Gothic revival architect Augustus Pugin was an influential figure in establishing links between convent embroidery workrooms and architects and designers with an interest in church decoration, many of whom had connections with the Arts and Crafts and Oxford movements. Pugin believed that the state of embroidery production in England in the mid nineteenth century was poor, and he and other advocates of neo-gothic styles blamed women for what they saw as the ‘decadence of contemporary church needlework.’ Rozsika Parker notes that these architects and designers ‘aimed as much at reforming the ladies as their work.’1 These reservations notwithstanding, women, and, more specifically, religious women, were regarded as suitable makers of ecclesiastical embroidery because of their presumed piety, spirituality and moral purity. Architects George Street, William Burges and William Butterfield along with design firms like Watts and Co carried on Pugin’s practice of commissioning convent workrooms to carry out substantial pieces of embroidery work.2
Convent workrooms were rarely formed to carry out embroidery purely for the sake of art or commerce. Like the Royal School of Art Needlework, the organisation often credited with popularising art embroidery, convent workrooms had a social mission. The Sisterhood of St John the Baptist, Clewer, for example, opened its School for Church Embroidery on London’s Gower Street to assist women in reduced circumstances make a living through needlework. The Sisterhood itself had been founded in 1852 to carry on the work of Mrs Mariquita Tennant, who provided care for prostitutes. The Clewer sisters received commissions from designer Charles Kempe and from churches in the United States, such as St Mark’s Church in Philadelphia. A Clewer offshoot in the United States, the Sisters of St John the Baptist Mendham, also produced embroidery.
The Society of St Margaret, East Grinstead, who were well known for their charitable work in East London, also ran a School of Ecclesiastical Embroidery in Bloomsbury where they took in female boarders. Graduates were able to earn up to £50 a year as trained, skilled embroiderers. This convent workroom had a strong relationship with architect John Sedding; Sedding’s sister Isabella, known within the sisterhood as Sister Isa, was head of the embroidery workroom.3 George Street’s sister also became involved in producing her brother’s embroidery designs; she joined with Agnes Blencowe to found the Ladies Ecclesiastical Embroidery Society in 1854. Blencowe later joined the sisterhood of St Mary the Virgin at Wantage, where she ran the embroidery room for twenty years.

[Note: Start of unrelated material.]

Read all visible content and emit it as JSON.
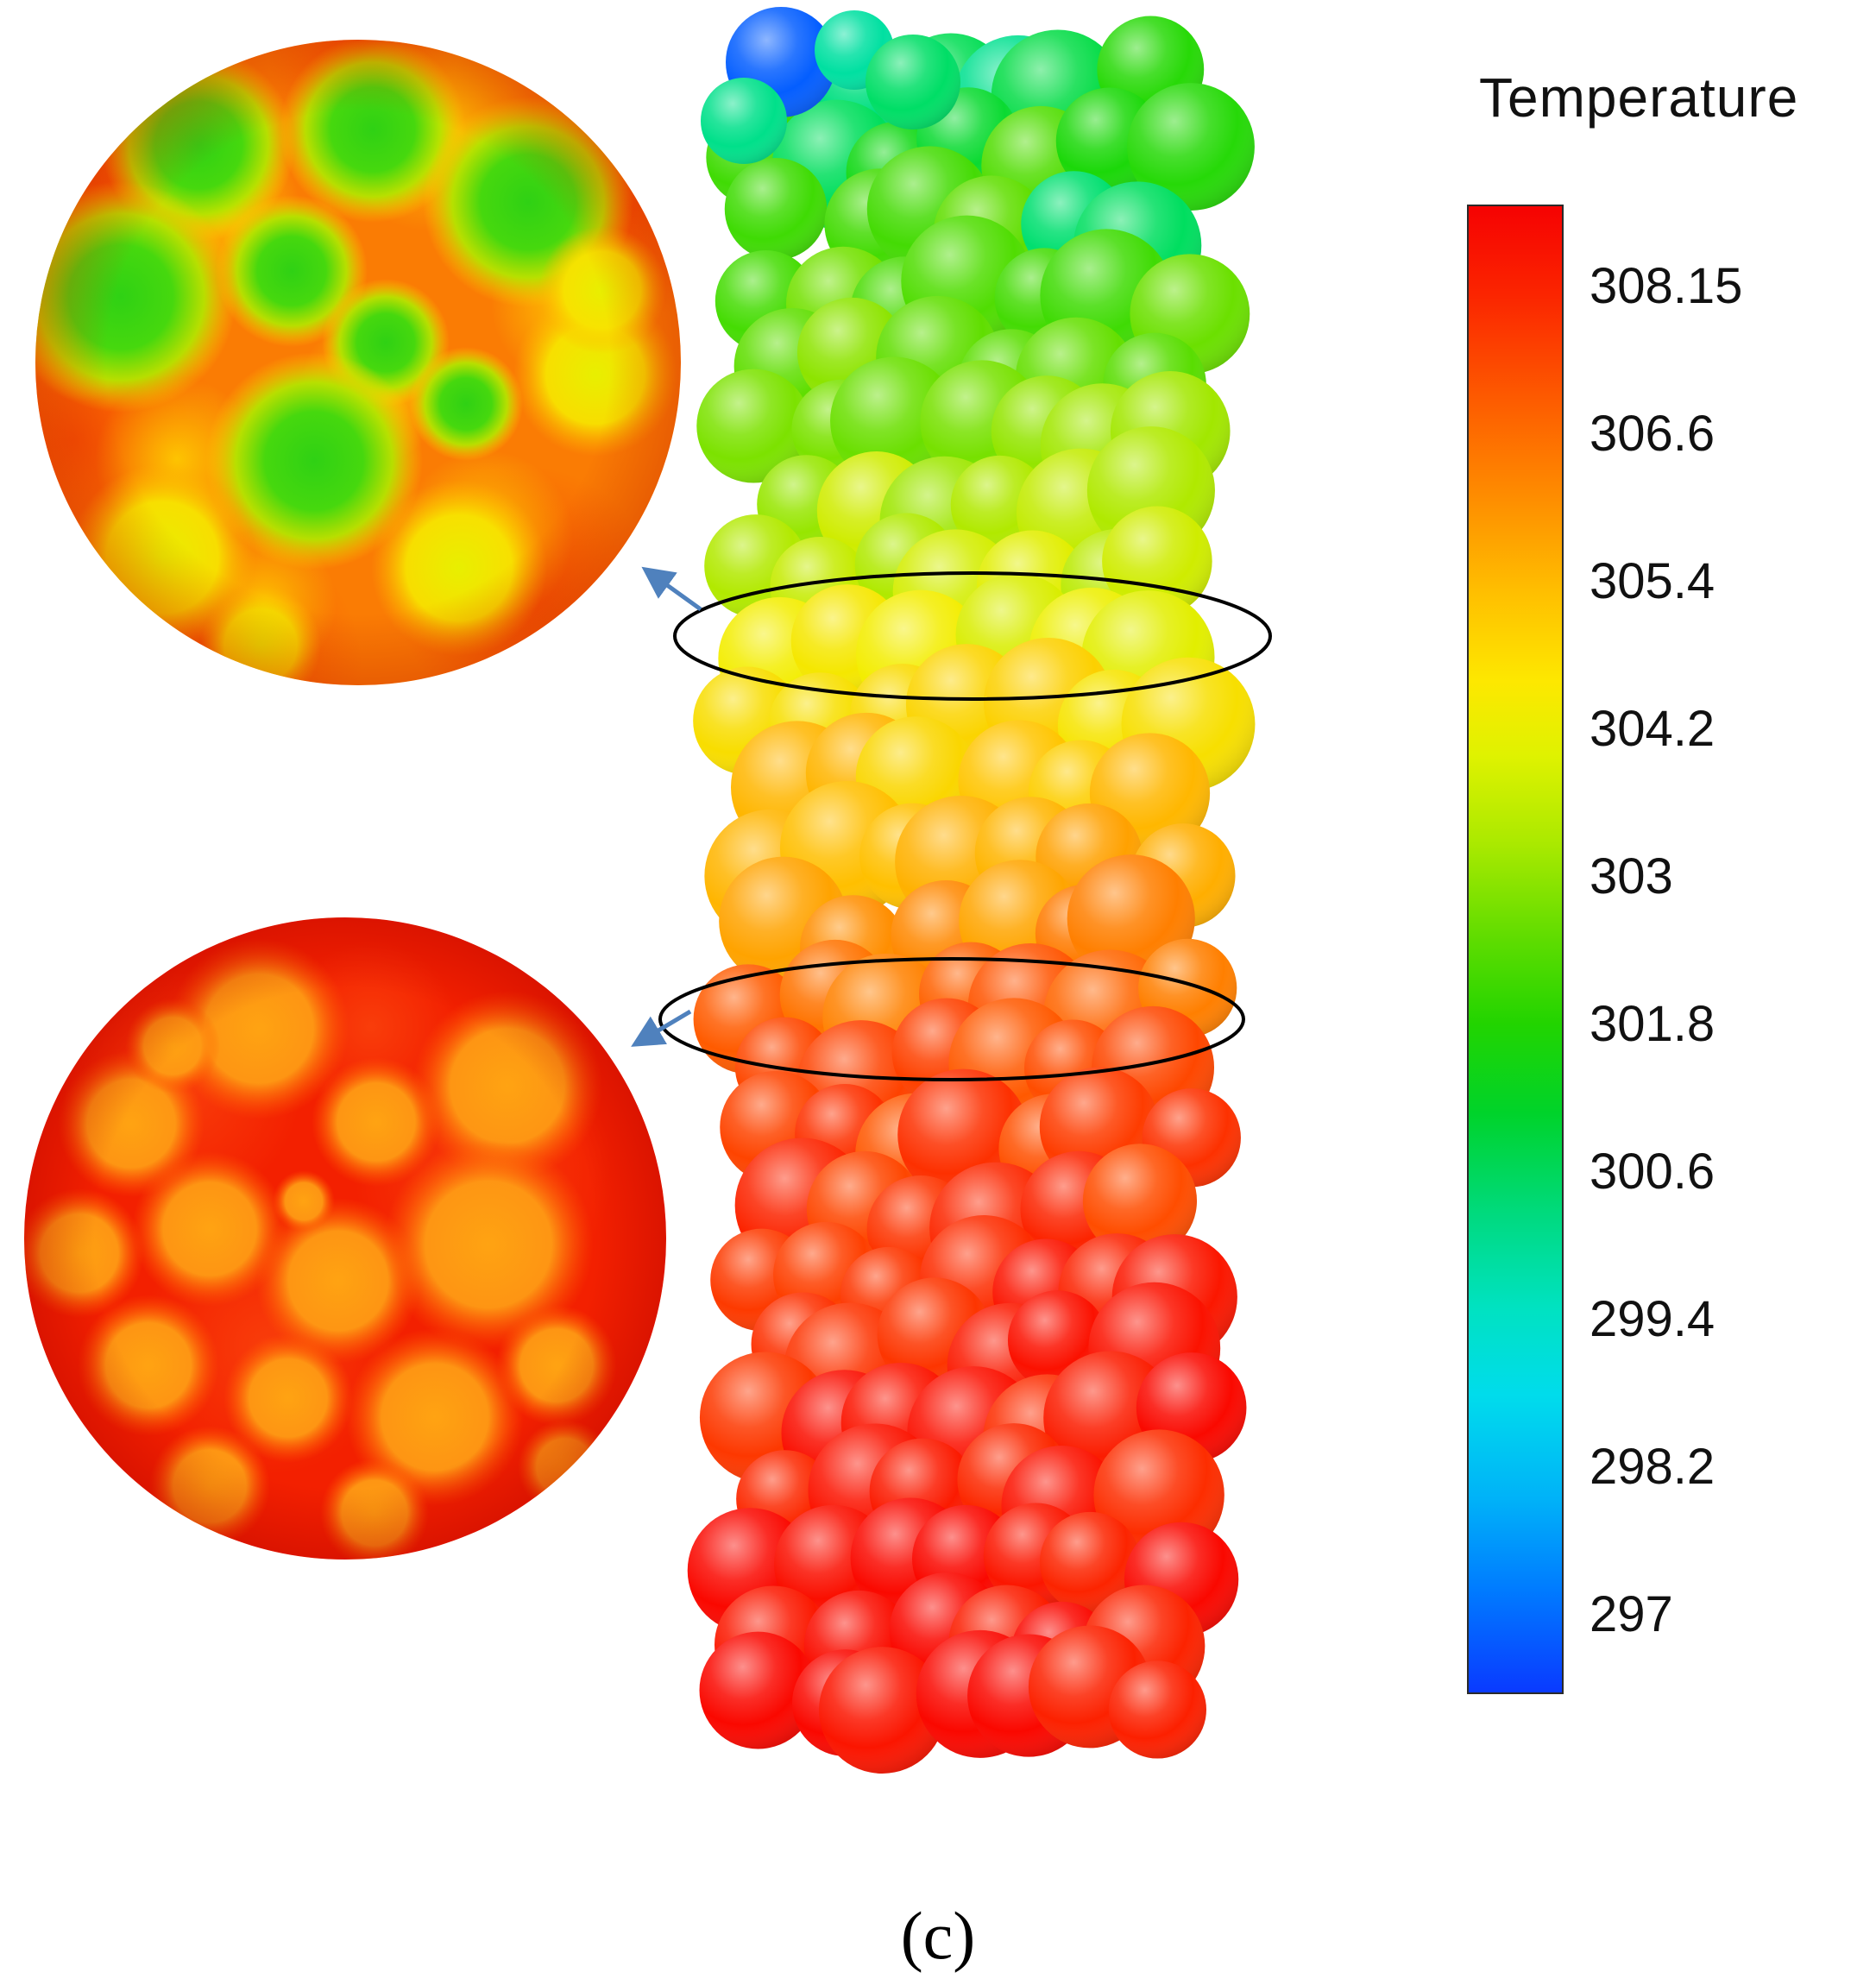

Embroiderers from religious communities were not concerned with deriving personal income or cultivating their own artistic careers. Their status as producers, not designers, reinforced the gendered divide between maker and artist and the largely anonymous and non-attributable nature of their work has contributed to their marginalisation in art and design discourse. But embroidery did give these women agency; it supported their charitable work and gave them a presence in ecclesiastical aesthetics. With only one monograph dedicated to English church embroidery in print today4, the role of convent workrooms in the revival of nineteenth-century embroidery merits further attention.